Version courte (Si tu n’as pas le temps):

Jeune fille recherche partage avec des gens de sa communauté…
N’hésitez pas m’écrire ou à me laisser votre mail.


Version Longue :

La région parisienne regorge d’une communauté portugaise importante. Des personnes, toutes différentes , certains plus visibles que d’autres, mais pour la plupart, des gens charmants, intéressants, amoureux du Portugal, prêt à défendre leurs cultures et soucieux de donner une bonne image des Portugais.
Bien sûr il y aura toujours des gens qui manifesteront leurs appartenances à cette communauté de manières différentes, mais on doit respecter la façon de chacun de la défendre.
Même si parfois certaines attitudes donnent une mauvaise et fausse image de la communauté portugaise.

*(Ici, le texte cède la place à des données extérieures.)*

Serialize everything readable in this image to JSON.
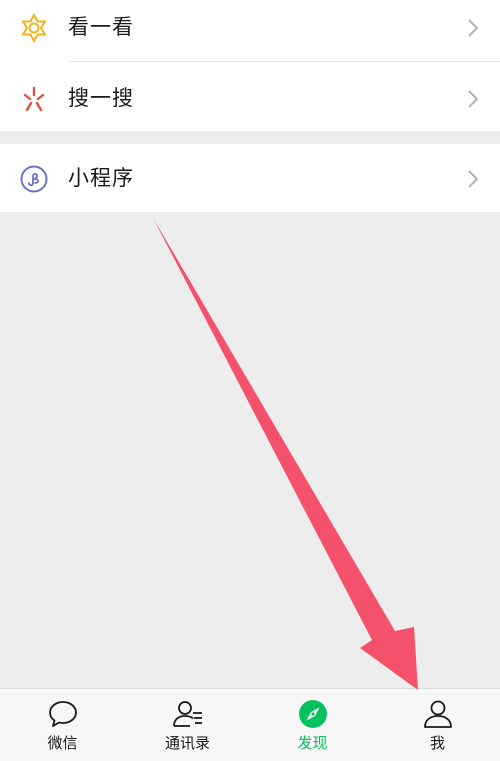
{
  "menu": {
    "items": [
      {
        "label": "看一看",
        "icon": "look-icon"
      },
      {
        "label": "搜一搜",
        "icon": "search-sparkle-icon"
      },
      {
        "label": "小程序",
        "icon": "mini-program-icon"
      }
    ]
  },
  "tabbar": {
    "tabs": [
      {
        "label": "微信",
        "icon": "chat-bubble-icon",
        "active": false
      },
      {
        "label": "通讯录",
        "icon": "contacts-icon",
        "active": false
      },
      {
        "label": "发现",
        "icon": "compass-icon",
        "active": true
      },
      {
        "label": "我",
        "icon": "person-icon",
        "active": false
      }
    ]
  },
  "colors": {
    "active_tab": "#07c160",
    "arrow": "#f4516c",
    "background": "#ededed",
    "look_icon": "#f0b51e",
    "search_icon": "#e0523e",
    "mini_program_icon": "#6b73c8"
  }
}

Il y aura toujours les adeptes du tunning, ceux qui accrochent des petits drapeaux sur leurs rétros, ceux qui disent adorer le Portugal et qui ne connaissent que le village de leurs parents, des jeunes adeptes du caleçon rouge et vert, mais c’est peut-être toutes ces différences qui font le charme de cette communauté.

Au fond chacun fais comme bon lui semble, du moment qu’il a conscience que lorsqu’il s’affiche avec un signe distinctif du Portugal, il ne parle plus uniquement en son nom, mais c’est toute une communauté qu’il représente.

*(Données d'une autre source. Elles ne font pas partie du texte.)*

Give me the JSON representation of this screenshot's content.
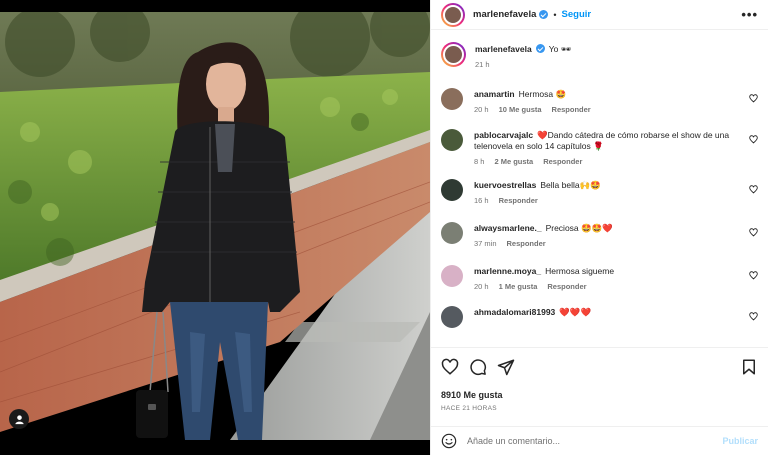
{
  "post": {
    "username": "marlenefavela",
    "follow_label": "Seguir",
    "more_label": "•••"
  },
  "caption": {
    "username": "marlenefavela",
    "text": "Yo 🕶",
    "time": "21 h"
  },
  "comments": [
    {
      "username": "anamartin",
      "text": "Hermosa 🤩",
      "time": "20 h",
      "likes": "10 Me gusta",
      "reply": "Responder",
      "avatar_color": "#8a6e5c"
    },
    {
      "username": "pablocarvajalc",
      "text": "❤️Dando cátedra de cómo robarse el show de una telenovela en solo 14 capítulos 🌹",
      "time": "8 h",
      "likes": "2 Me gusta",
      "reply": "Responder",
      "avatar_color": "#4a5a3a"
    },
    {
      "username": "kuervoestrellas",
      "text": "Bella bella🙌🤩",
      "time": "16 h",
      "likes": "",
      "reply": "Responder",
      "avatar_color": "#2f3a33"
    },
    {
      "username": "alwaysmarlene._",
      "text": "Preciosa 🤩🤩❤️",
      "time": "37 min",
      "likes": "",
      "reply": "Responder",
      "avatar_color": "#7b7f74"
    },
    {
      "username": "marlenne.moya_",
      "text": "Hermosa sigueme",
      "time": "20 h",
      "likes": "1 Me gusta",
      "reply": "Responder",
      "avatar_color": "#d8b1c6"
    },
    {
      "username": "ahmadalomari81993",
      "text": "❤️❤️❤️",
      "time": "",
      "likes": "",
      "reply": "",
      "avatar_color": "#555a60"
    }
  ],
  "likes_total": "8910 Me gusta",
  "posted_ago": "HACE 21 HORAS",
  "comment_input": {
    "placeholder": "Añade un comentario...",
    "publish_label": "Publicar"
  },
  "colors": {
    "accent": "#0095f6",
    "publish_disabled": "#b2dffc",
    "muted": "#737373",
    "heart": "#ed4956"
  }
}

En fait, si je suis si soucieuse de cette image, c’est pour nos parents qui ont été enfermés par des préjugés et qui n’ont jamais vraiment su se défendre face à des idées reçues débiles.

Je ne renierais jamais les origines paysannes de ma famille.
Je n'oublierais jamais que mes parents ont essuyé les tirs des carabiniers espagnoles pour passé la frontière et que beaucoup d’entre eux, y ont laissés leurs vies.
Je n’oublierais jamais que mon arrière grand père est venu défendre la France en 14-18 et qu’il repose en paix à Verdun.
Dans ma mémoire restera gravé pour toujours, que mes parents ont vécue comme des animaux, parqués dans des bidons villes, ce qui ne les as jamais empêchés de trimer comme des fous sans jamais se plaindre et de la manière la plus honnêtes qui soit, pour nous donner un autre avenir.

Et c'est bien pour toutes ces raisons que j’aimerais que les choses changent. Pour nos parents, pour leurs souvenirs qu'ils ont du mal à partager, qu’ils balayent d’un geste en disant « ce n’était rien, on était heureux le dimanche » et pour ce qu'ils ont traversé.

C’est en pensant à eux que j’aimerais que les choses évoluent.
Car nous les enfants d'immigrés, on a eu ce dont beaucoup d'enfants restés dans les villages portugais rêvaient.
Nos parents se sont sacrifiés pour nous donner toutes les chances possibles, ils ont tout abandonné et plus que travaillés pour nous offrir ce qu'ils pensaient être une vie meilleure.
En république Française, leurs enfants ont eu la possibilité d'aller à l'école, à l'université, d'apprendre la musique, de vivre une double culture, d'avoir les moyens d'aller plus loin.
Ensuite, s’ils ont su saisir ou pas toutes ces chances, c'est leurs vies.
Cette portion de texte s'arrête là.